Sensibiliser les femmes aux risques de maladies cardio-vasculaires, aux gestes de prévention et aux symptômes d'un AVC peut sauver des vies. Aux États-Unis, dix ans après le lancement de Go Red for Women par l'American Heart Association, les résultats sont là : la mobilisation de tous, y compris de Michelle Obama, a permis d'inverser la tendance. Pour la première fois en 2015, le nombre de femmes décédées d'un infarctus a diminué et non augmenté aux États-Unis. Et cette tendance se confirme pour la troisième année consécutive. « Nous avons quelques années de retard, mais nous pouvons y arriver aussi », assure Isabelle Weill. Sauvons le cœur des femmes.

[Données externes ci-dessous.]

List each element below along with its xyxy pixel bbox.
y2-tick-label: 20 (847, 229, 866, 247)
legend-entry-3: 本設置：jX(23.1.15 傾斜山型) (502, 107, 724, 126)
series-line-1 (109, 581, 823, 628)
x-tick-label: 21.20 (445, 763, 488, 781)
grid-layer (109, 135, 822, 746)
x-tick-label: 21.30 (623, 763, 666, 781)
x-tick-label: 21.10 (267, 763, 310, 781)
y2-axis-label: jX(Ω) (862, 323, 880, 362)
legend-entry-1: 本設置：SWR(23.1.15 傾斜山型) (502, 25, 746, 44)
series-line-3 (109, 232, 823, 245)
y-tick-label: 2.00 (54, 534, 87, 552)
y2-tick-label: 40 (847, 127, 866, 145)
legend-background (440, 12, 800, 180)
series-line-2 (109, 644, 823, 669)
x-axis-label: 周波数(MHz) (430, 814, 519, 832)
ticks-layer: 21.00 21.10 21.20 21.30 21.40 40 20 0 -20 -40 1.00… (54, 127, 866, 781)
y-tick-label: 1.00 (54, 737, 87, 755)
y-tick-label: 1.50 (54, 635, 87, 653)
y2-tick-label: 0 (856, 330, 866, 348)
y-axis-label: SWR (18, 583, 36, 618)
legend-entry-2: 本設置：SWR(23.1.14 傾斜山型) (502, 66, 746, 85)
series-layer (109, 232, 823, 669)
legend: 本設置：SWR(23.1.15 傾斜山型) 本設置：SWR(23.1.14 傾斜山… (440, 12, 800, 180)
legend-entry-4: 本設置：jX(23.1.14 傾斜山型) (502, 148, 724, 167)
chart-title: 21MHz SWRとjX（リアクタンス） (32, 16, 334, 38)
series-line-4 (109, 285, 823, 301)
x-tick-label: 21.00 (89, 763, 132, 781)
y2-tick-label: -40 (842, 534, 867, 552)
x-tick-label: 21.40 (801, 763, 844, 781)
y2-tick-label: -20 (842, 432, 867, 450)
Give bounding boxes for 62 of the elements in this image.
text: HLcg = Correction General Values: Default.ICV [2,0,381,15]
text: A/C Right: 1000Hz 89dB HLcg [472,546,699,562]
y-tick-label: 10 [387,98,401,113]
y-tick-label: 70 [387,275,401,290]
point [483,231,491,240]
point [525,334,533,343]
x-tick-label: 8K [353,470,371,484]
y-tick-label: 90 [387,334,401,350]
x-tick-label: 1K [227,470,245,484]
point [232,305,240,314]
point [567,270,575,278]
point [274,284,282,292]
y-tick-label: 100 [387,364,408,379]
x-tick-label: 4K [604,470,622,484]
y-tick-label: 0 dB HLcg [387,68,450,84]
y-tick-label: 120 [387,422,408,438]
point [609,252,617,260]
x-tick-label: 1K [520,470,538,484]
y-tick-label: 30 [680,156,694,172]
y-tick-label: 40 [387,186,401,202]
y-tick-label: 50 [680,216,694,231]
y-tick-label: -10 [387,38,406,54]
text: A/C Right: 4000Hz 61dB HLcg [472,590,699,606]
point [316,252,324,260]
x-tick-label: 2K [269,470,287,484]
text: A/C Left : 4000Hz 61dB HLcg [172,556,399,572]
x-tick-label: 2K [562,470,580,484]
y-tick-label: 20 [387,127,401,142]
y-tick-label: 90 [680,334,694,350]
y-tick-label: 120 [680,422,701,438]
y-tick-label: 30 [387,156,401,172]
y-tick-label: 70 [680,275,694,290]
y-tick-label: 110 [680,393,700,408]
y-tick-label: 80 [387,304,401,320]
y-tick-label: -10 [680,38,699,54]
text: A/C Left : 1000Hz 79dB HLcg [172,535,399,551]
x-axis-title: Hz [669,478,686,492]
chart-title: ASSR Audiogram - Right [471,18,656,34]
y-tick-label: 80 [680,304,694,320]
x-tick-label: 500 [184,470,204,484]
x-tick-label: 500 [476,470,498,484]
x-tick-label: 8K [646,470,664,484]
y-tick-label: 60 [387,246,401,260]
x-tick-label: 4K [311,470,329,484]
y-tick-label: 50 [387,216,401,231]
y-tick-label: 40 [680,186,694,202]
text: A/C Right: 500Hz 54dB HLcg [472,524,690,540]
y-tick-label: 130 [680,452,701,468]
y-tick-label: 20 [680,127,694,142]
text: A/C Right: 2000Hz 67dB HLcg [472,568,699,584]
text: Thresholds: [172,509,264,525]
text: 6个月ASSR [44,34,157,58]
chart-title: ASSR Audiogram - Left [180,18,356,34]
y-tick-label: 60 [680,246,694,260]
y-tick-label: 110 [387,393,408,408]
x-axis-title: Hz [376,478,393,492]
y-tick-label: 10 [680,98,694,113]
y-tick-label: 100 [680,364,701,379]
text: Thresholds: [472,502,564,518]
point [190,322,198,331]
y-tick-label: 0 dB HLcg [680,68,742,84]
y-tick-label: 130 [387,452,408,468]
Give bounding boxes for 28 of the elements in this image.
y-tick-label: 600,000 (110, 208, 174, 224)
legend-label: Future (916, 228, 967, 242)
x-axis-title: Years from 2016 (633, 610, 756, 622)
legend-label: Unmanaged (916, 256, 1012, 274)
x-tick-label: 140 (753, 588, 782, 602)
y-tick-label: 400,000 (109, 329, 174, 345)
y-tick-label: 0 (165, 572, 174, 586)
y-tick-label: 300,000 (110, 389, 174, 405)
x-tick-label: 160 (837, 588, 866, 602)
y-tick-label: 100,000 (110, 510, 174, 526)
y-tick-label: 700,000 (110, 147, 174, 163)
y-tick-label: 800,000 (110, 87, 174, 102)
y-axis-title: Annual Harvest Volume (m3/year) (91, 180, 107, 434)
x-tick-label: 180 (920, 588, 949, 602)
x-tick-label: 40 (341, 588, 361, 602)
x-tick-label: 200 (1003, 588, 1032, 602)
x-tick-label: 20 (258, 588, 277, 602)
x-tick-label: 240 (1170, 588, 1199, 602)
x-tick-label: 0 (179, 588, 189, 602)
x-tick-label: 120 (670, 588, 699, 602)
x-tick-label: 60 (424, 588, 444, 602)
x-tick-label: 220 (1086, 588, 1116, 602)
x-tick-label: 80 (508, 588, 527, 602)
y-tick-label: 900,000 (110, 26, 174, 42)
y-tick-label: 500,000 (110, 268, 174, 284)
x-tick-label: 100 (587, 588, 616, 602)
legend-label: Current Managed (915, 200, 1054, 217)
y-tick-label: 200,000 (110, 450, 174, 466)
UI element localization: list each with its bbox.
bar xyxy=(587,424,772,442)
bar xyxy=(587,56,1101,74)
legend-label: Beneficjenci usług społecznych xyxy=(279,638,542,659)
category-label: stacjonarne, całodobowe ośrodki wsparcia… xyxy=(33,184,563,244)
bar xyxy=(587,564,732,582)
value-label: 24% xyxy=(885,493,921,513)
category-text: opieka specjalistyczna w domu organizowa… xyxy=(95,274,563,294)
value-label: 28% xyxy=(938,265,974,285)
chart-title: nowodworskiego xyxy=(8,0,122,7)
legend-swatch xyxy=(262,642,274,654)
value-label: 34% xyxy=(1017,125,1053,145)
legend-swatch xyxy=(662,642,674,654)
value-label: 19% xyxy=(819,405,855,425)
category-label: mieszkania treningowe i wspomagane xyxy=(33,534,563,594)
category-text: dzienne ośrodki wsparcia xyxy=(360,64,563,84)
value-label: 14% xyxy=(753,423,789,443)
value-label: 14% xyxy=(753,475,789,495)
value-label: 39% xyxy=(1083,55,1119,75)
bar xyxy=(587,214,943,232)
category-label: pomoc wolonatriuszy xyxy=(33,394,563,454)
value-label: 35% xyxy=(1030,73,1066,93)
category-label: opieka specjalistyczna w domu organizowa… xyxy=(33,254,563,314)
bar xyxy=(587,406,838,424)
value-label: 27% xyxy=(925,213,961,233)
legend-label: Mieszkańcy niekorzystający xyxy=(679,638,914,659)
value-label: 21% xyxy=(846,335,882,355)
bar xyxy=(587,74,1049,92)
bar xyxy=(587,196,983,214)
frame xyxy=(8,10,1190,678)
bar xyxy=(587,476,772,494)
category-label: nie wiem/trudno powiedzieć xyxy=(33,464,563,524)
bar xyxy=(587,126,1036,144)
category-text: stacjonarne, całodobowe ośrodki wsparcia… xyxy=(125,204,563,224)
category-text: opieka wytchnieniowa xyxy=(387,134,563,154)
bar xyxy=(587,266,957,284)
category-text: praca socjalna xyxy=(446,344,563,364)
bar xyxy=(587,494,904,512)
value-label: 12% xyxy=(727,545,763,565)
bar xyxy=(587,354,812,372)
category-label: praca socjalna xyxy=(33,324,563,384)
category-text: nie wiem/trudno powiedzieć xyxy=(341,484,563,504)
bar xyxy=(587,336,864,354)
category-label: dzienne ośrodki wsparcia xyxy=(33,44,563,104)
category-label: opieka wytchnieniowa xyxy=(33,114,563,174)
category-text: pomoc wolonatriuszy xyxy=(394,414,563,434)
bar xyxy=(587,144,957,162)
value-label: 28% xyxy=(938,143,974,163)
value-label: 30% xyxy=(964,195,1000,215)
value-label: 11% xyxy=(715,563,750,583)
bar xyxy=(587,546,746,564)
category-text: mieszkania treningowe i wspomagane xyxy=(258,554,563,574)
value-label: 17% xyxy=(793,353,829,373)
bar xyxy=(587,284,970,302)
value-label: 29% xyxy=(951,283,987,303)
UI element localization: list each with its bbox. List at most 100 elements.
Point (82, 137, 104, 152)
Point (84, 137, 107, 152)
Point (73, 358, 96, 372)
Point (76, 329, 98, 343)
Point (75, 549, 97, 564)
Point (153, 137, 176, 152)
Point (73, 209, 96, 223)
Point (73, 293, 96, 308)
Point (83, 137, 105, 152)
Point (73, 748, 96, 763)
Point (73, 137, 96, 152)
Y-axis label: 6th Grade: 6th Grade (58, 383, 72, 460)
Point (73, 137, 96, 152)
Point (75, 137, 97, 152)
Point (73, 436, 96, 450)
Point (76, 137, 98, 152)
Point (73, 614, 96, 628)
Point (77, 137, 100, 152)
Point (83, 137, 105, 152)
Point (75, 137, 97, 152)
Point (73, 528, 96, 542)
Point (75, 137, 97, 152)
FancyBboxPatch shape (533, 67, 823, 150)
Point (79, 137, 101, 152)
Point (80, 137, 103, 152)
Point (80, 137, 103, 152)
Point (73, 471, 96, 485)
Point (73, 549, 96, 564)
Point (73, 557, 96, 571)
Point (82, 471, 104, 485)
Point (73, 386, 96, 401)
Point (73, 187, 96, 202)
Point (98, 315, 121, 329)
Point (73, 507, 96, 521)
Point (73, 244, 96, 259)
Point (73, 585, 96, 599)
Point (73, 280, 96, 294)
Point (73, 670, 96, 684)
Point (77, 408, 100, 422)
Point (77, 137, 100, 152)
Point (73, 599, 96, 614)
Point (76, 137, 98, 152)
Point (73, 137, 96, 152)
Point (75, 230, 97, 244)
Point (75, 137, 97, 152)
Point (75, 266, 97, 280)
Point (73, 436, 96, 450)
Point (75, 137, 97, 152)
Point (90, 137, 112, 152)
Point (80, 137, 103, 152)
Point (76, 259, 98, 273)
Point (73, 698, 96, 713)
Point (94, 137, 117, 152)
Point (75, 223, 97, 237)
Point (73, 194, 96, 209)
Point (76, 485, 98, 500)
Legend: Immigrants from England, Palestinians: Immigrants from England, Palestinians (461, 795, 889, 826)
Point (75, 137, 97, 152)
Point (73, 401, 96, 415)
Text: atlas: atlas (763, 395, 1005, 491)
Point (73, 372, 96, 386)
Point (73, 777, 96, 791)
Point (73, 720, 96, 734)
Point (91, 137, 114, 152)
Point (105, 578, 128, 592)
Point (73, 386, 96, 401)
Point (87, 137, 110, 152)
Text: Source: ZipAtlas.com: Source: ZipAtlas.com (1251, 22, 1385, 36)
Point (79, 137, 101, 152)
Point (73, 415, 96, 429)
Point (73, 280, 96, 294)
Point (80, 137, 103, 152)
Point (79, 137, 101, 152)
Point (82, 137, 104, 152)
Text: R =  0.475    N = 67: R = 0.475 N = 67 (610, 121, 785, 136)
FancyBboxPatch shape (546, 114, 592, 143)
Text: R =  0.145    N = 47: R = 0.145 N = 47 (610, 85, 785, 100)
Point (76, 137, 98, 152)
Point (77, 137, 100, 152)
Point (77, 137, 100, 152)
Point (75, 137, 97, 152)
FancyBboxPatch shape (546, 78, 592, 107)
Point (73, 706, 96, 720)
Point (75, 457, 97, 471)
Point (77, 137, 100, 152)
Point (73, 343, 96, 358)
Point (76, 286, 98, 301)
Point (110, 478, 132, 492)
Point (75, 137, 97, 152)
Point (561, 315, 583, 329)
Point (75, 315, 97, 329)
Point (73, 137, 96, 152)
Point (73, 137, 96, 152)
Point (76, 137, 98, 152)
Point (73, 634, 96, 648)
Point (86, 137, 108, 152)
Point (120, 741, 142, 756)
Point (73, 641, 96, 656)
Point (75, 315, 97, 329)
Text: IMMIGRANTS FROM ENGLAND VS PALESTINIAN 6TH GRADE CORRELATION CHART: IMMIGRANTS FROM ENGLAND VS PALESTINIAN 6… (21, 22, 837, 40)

* Étude réalisée par Opinion Way pour Visiomed Group et l'association Ajila, du 10 au 20 mars 2017, en ligne sur système CAWI auprès de 1 000 femmes âgées de 18 ans et plus (selon un échantillon national représentatif) et 200 femmes souffrant de maladies cardio-vasculaires.


 

Les 5 aliments qui nous protègent


« Pour réduire le surpoids tout en préservant son ccœur, la référence reste le régime crétois », explique Corinne Chicheportiche, médecin nutritionniste. À limiter : les aliments riches en acides gras saturés ou trans (viandes grasses, produits laitiers, sucreries, plats industriels). À privilégier : les fruits et légumes (5 à 7 par jour), les céréales complètes, les viandes blanches maigres et les poissons gras.


La grenade


Son jus, riche en antioxydants, réduit la tension artérielle, comme celui de la betterave. Il augmenterait même le diamètre des vaisseaux. Pour les autres fruits, les manger frais, pour en absorber les fibres.


L'huile d'olive


Riche en acides gras monosaturés, c'est la meilleure pour la cuisson. Si on la choisit extra vierge, elle réduit les risques cardio-vasculaires de 30 % par rapport à un régime classique pauvre en graisses.


Les noix


Noisettes, amandes, arachides, pistaches, pécan... Consommées, sans sel, 4 fois par semaine, elles réduisent le risque de décès par maladie coronarienne de 24 % et le risque d'infarctus de 22 %.


L'avocat


En plus de ses fibres et de son effet rassasiant, il est riche en vitamine E et en acides gras monosaturés. Une consommation quotidienne de fruits et légumes diminue de 33 % le risque d'AVC.


Le poisson


La sardine, l'anchois, le hareng, le maquereau, l'espadon, le thon... sont riches en oméga-3. Mais en raison de leur contamination par les pesticides et métaux lourds, on n'en mange que deux fois par semaine.